O terceiro destaque vai para a americana Laurel Halo: baseada em Berlim, mas nascida e criada nos Estados Unidos, Halo teve uma estreia de sonho, lançando o seu primeiro longa-duração, Quarantine, na aclamada Hyperdub. Neste álbum, Laurel Halo foca-se acima de tudo, em paradoxos, como a ideia de isolamento ou a ideia de uma sociedade que a sufoca; em entrevista à Pitchfork Laurel afirma que: “I was thinking about a feeling of suffocation. When I found out about MK-ULTRA, that was really heavy for me. It was a covert, illegal CIA human experiment program, where they basically were trying to create perfect soldiers by manipulating mental states and altering brain functions. They would administer psychedelic drugs or anti-psychotics. They would try to hypnotize people, actually do sensory deprivation and place people in total darkness for long stretches. Also, verbal and sexual abuse and torture. It's just interesting how resilient the human brain is-- even if you place people under a lot of psychological duress there's always the possibility of bouncing back.”. O segundo álbum chegou no ano seguinte, em 2013, Chance of Rain onde se torna mais evidente a produção em vez da voz em si. Depois de duas passagens por Portugal, uma em Lisboa e outra e m Coimbra, Laurel Halo regressa desta feita a 29 de outubro, no gnration.

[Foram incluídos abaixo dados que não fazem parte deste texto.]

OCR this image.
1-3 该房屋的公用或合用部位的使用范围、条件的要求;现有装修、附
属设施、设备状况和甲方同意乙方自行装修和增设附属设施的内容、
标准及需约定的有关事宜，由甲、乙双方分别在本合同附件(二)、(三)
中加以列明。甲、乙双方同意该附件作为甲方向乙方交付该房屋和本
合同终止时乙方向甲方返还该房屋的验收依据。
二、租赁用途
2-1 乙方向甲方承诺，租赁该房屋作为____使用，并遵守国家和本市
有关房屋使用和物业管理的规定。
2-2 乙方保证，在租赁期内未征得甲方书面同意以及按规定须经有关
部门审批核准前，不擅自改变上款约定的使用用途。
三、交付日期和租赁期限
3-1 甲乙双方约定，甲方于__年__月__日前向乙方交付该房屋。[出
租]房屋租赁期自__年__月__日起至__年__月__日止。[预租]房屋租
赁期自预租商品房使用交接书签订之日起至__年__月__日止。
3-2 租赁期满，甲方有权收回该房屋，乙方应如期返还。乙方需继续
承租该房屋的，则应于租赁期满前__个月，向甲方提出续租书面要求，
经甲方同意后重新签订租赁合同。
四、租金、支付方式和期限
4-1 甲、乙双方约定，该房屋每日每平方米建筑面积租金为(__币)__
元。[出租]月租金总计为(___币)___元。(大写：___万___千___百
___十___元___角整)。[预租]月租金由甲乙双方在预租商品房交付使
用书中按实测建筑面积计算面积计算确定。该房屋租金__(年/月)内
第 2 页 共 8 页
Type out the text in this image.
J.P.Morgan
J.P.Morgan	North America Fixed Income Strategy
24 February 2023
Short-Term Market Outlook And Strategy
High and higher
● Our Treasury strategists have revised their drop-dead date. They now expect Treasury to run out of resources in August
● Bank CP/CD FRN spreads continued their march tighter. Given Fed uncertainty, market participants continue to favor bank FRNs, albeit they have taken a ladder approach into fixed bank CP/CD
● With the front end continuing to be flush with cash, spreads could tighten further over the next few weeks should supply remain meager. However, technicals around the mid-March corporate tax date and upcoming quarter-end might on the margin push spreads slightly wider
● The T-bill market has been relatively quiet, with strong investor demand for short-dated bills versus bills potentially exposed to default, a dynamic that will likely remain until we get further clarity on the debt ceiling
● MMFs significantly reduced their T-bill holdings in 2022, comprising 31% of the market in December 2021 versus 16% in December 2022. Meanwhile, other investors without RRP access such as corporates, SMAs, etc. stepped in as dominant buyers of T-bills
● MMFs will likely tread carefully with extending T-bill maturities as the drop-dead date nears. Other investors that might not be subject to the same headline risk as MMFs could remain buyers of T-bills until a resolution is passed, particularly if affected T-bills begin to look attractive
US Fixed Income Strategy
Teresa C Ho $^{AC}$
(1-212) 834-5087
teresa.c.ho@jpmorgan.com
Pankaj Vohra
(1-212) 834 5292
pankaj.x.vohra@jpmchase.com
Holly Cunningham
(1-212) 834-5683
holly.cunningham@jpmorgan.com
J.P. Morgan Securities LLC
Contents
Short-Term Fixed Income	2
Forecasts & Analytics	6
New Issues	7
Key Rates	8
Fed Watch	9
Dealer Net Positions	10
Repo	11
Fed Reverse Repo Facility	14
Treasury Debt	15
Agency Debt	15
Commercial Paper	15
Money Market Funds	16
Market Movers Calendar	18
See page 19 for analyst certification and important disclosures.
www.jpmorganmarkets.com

O último e grande destaque vai para Paul Jebanasam & Tarik Barri que vêm apresentar um dos álbuns mais interessantes do ano: Continuum. O mais recente álbum de Jebanasam é descrito como uma exploração do espectro da vida, da potência e da energia presentes no universo: “it explores the magnitude of science’s reach and the precarious role of humanity within this vast evolving system”. E não é por acaso que a capa é inspirada num Reator Tokamak Alcator C-Mod do MIT (Massachussets Institute of Technology). Continuum é um álbum paradoxal que se foca na potência da natureza que só se consuma sob a direção da ciência, que oscila entre momentos de dureza e hostilidade sonora e de calma tingida de feedback e arranjos minimalistas. Continuum é uma verdadeira experiência áudio-visual ao vivo, concebida não como “apenas” um álbum, mas como uma combinação destas duas vertentes. Para Jebanasam Continuum só está completo com os visuais de Tarik Barri. Como em entrevista conjunta à FACT magazine no festival MUTEK Barri afirma: “The audio and the visuals feel like they are both expressing some deeper reality that lies beyond them, something that cannot even be known but just because of the sound and the visuals it feels like it’s there. And that’s beyond comprehension”. Continuum é uma estreia em Portugal e com data única no Semibreve: prevê-se um dos melhores concertos de 2016.

Este cartaz de 2016 tem uma quantidade considerável de artistas do sexo feminino, algo que já foi várias vezes aludido e elogiado na imprensa, no entanto, Luís Fernandes desvaloriza: “O nosso critério editorial é baseado em qualidade e relevância, não em género. Ambos os géneros são, naturalmente, capazes de cumprir esses requisitos.”

O Semibreve já se tornou um evento anual indispensável quer ao publico, quer ao panorama musical do norte do país.

“The inexpressible depth of music, so easy to understand and yet so inexplicable, is due to the fact that it reproduces all the emotions of our innermost being, but entirely without reality and remote from its pain... Music expresses only the quintessence of life and of its events, never these themselves.” - Musicophilia de Oliver Sacks.